В палатке житье для фронтовиков непривычно, попроезжались сержанты порядочно на ее счет, лишь за дыру за прожженную похвалили: моргом по крайности, значит, хоть не служила. Но тут же и за работу взялись. Подлатали брезент, обложили сосновой лапой, так что шалаш получился, если снаружи взглянуть. Печурку-малютку еще смастерили из неразорвавшейся бомбы-двухсотки, вытопив тол из нее на костре. Глиной обляпали, горкой камней-голышей обложили вроде как каменка в баньке, в парной. Трубу проржавевшую где-то в заваленном блиндаже откопали, даже и с поворотным коленом, чтоб ветер не задувал. Оглядели, обшлепали, провели экспериментальную топку, дали оценку: Ташкент!.
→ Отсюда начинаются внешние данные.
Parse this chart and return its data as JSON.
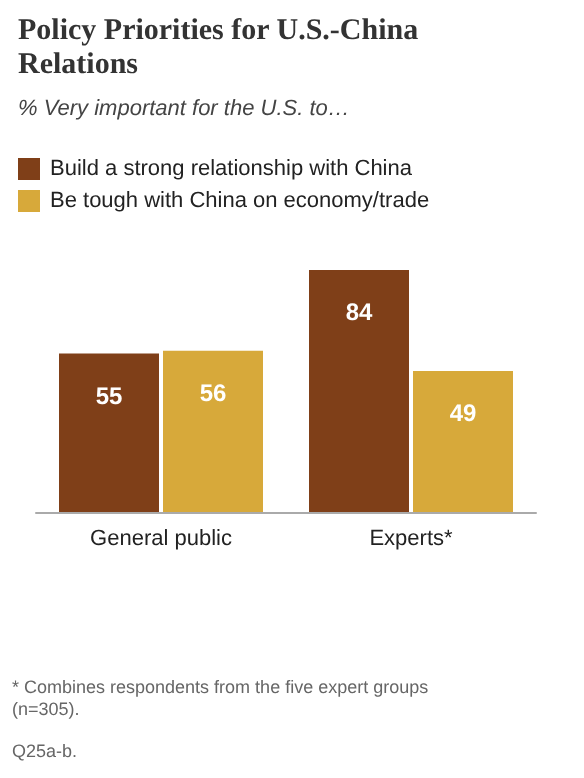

За ночь Ташкент оборачивался Якутском. Под шинелишкой да на перине из ломкого будылья, накрытого пылью процементированной, теплопроводной, как жесть, плащ-палаткой, без тренировки до света не улежишь. Рассветы же день ото дня отдалялись. Сержанты оба исконные сибиряки только покрякивали спросонок: не мы в Сибирь, так сама она, матушка, к нам идет. Мне же она и двоюродной тетушкой не приходилась. Когда до последнего позвонка пронимало, вылезал с острой завистью к мерно похрапывающим старичкам, согревался на воле спринтом. Затем и печурку протапливал с вечера заготовленными дровами длиной с карандаш.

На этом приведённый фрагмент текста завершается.